Monday, September 1, 2014

Happy TPB

So Grant Morrison really wanted to try to write a Garth Ennis story, huh? He even went so far as to get frequent Ennis collaborator Darick Robertson to give him a hand. The result? A violent, profanity-filled one-off story that would be in the lower tier of Ennis’ work. This book is a good reminder that people should stick to what they do best.

Nick Sax is such a dislikable character, I almost feel like Morrison is trying too hard. Heck, he’s described as a “c-word” on the opening page. The story is so predictable that anyone who has read a book before knows how Sax’s character arc is going to go. There isn’t really anything original enough about his descent into the gutter and eventual redemption to make it memorable.

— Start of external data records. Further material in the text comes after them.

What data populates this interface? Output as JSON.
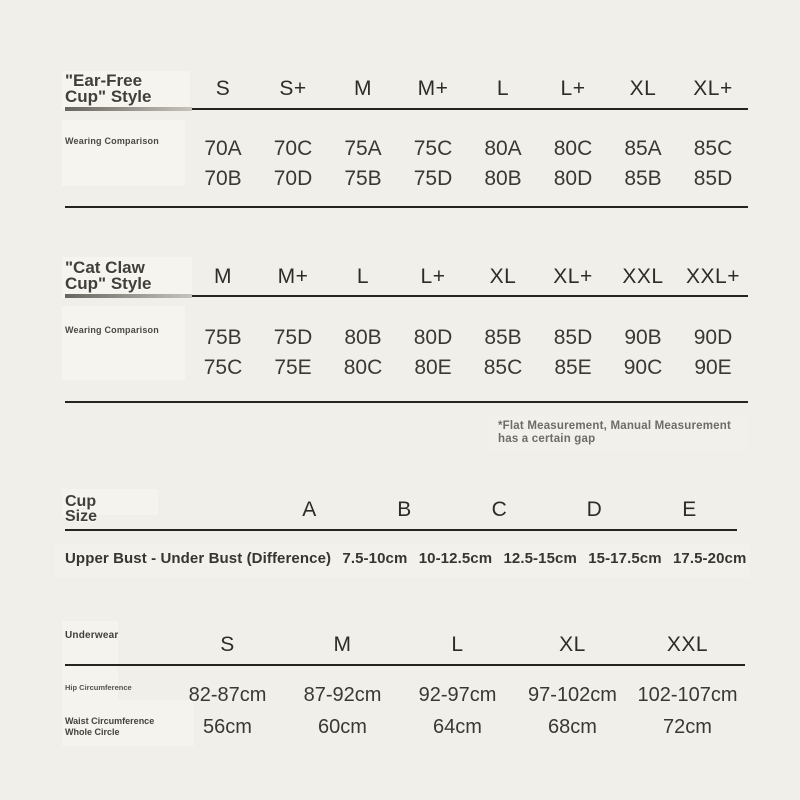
{
  "colors": {
    "background": "#f1efe9",
    "panel": "#f6f4ef",
    "rule": "#26241f",
    "heading_text": "#2e2c28",
    "value_text": "#3a3833",
    "muted_text": "#6d6c66"
  },
  "ear_free_table": {
    "title_line1": "\"Ear-Free",
    "title_line2": "Cup\" Style",
    "row_label": "Wearing Comparison",
    "sizes": [
      "S",
      "S+",
      "M",
      "M+",
      "L",
      "L+",
      "XL",
      "XL+"
    ],
    "row1": [
      "70A",
      "70C",
      "75A",
      "75C",
      "80A",
      "80C",
      "85A",
      "85C"
    ],
    "row2": [
      "70B",
      "70D",
      "75B",
      "75D",
      "80B",
      "80D",
      "85B",
      "85D"
    ]
  },
  "cat_claw_table": {
    "title_line1": "\"Cat Claw",
    "title_line2": "Cup\" Style",
    "row_label": "Wearing Comparison",
    "sizes": [
      "M",
      "M+",
      "L",
      "L+",
      "XL",
      "XL+",
      "XXL",
      "XXL+"
    ],
    "row1": [
      "75B",
      "75D",
      "80B",
      "80D",
      "85B",
      "85D",
      "90B",
      "90D"
    ],
    "row2": [
      "75C",
      "75E",
      "80C",
      "80E",
      "85C",
      "85E",
      "90C",
      "90E"
    ]
  },
  "note": {
    "line1": "*Flat Measurement, Manual Measurement",
    "line2": "has a certain gap"
  },
  "cup_size_table": {
    "title_line1": "Cup",
    "title_line2": "Size",
    "cups": [
      "A",
      "B",
      "C",
      "D",
      "E"
    ],
    "difference_label": "Upper Bust - Under Bust (Difference)",
    "difference_values": [
      "7.5-10cm",
      "10-12.5cm",
      "12.5-15cm",
      "15-17.5cm",
      "17.5-20cm"
    ]
  },
  "underwear_table": {
    "title": "Underwear",
    "sizes": [
      "S",
      "M",
      "L",
      "XL",
      "XXL"
    ],
    "hip_label": "Hip Circumference",
    "hip_values": [
      "82-87cm",
      "87-92cm",
      "92-97cm",
      "97-102cm",
      "102-107cm"
    ],
    "waist_label_line1": "Waist Circumference",
    "waist_label_line2": "Whole Circle",
    "waist_values": [
      "56cm",
      "60cm",
      "64cm",
      "68cm",
      "72cm"
    ]
  }
}
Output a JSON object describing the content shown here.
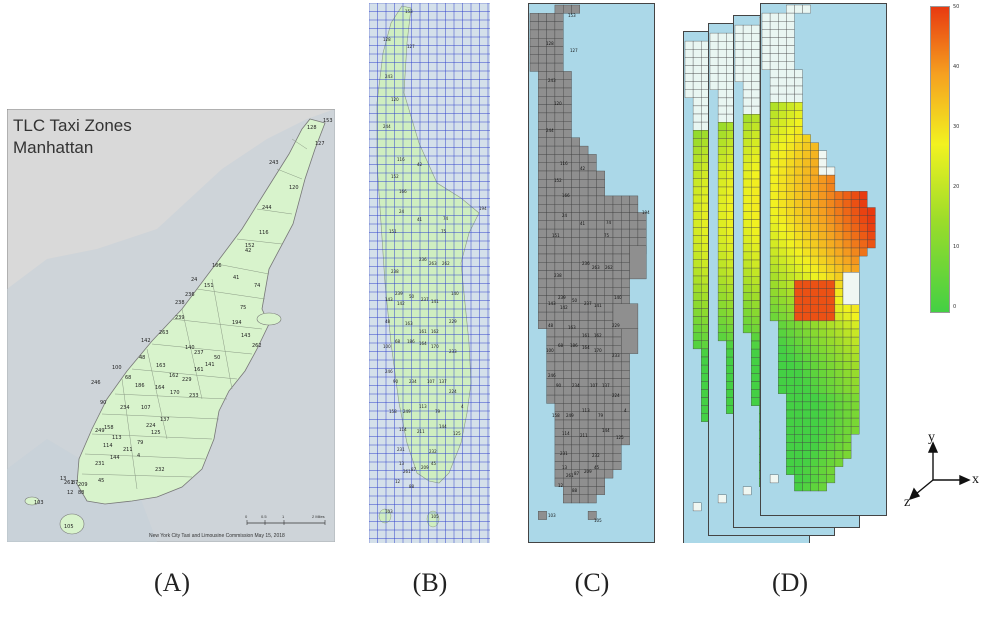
{
  "panel_a": {
    "title_line1": "TLC Taxi Zones",
    "title_line2": "Manhattan",
    "credit": "New York City Taxi and Limousine Commission May 15, 2018",
    "scale": [
      "0",
      "0.5",
      "1",
      "2 Miles"
    ],
    "zones": [
      "128",
      "153",
      "127",
      "243",
      "120",
      "244",
      "116",
      "42",
      "152",
      "166",
      "41",
      "74",
      "24",
      "151",
      "75",
      "238",
      "239",
      "194",
      "143",
      "236",
      "263",
      "142",
      "262",
      "237",
      "50",
      "141",
      "140",
      "48",
      "163",
      "161",
      "162",
      "229",
      "68",
      "186",
      "100",
      "164",
      "170",
      "233",
      "246",
      "90",
      "234",
      "107",
      "137",
      "224",
      "158",
      "249",
      "113",
      "79",
      "114",
      "211",
      "144",
      "4",
      "125",
      "231",
      "232",
      "13",
      "261",
      "87",
      "209",
      "45",
      "88",
      "12",
      "103",
      "105"
    ]
  },
  "zone_labels_grid": [
    "153",
    "128",
    "127",
    "243",
    "120",
    "244",
    "116",
    "42",
    "152",
    "166",
    "41",
    "74",
    "194",
    "24",
    "151",
    "75",
    "238",
    "236",
    "263",
    "239",
    "143",
    "142",
    "262",
    "237",
    "141",
    "140",
    "50",
    "48",
    "163",
    "161",
    "162",
    "229",
    "68",
    "186",
    "100",
    "164",
    "170",
    "233",
    "246",
    "90",
    "234",
    "107",
    "137",
    "224",
    "158",
    "249",
    "113",
    "79",
    "114",
    "211",
    "144",
    "4",
    "125",
    "231",
    "232",
    "13",
    "261",
    "87",
    "209",
    "45",
    "88",
    "12",
    "103",
    "105"
  ],
  "colorbar_ticks": [
    "50",
    "40",
    "30",
    "20",
    "10",
    "0"
  ],
  "axes": {
    "y": "y",
    "x": "x",
    "z": "z"
  },
  "captions": {
    "a": "(A)",
    "b": "(B)",
    "c": "(C)",
    "d": "(D)"
  },
  "colors": {
    "land": "#d8f3cc",
    "water": "#cfd8e0",
    "grid_line": "#3344cc",
    "gray_zone": "#8f8f8f",
    "sea": "#abd8e8"
  }
}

I suppose the titular “Happy,” the unicorn/Pegasus horse that inspires Sax’s journey is a bit memorable. He’s a floating cartoon that only Sax can see, one that can help him cheat at cards and punch thugs’ teeth out. That contrast should maybe go a bit longer than it does. Maybe it is because I already knew the concept behind the series before starting it, but I never found the cartoon/violence mix to be that striking or amusing.

Morrison usually really shows off with his insane villains. But Mr. Blue isn’t memorable, and pervert Santa is too much of a cliché at this point to be impressive. It is another swing and a miss.
Robertson’s art is gritty and realistic, with cartoonish ultra-violence. He excels at it, of course, but again, there is something missing. The sheer joy of The Boys is missing. It seems like Robertson is going through the motions too.


If you want a POOR take on better comics, you can check this out. But I’d rather read Garth Ennis’ filthy book and Morrison’s mad and wild ideas in separate titles.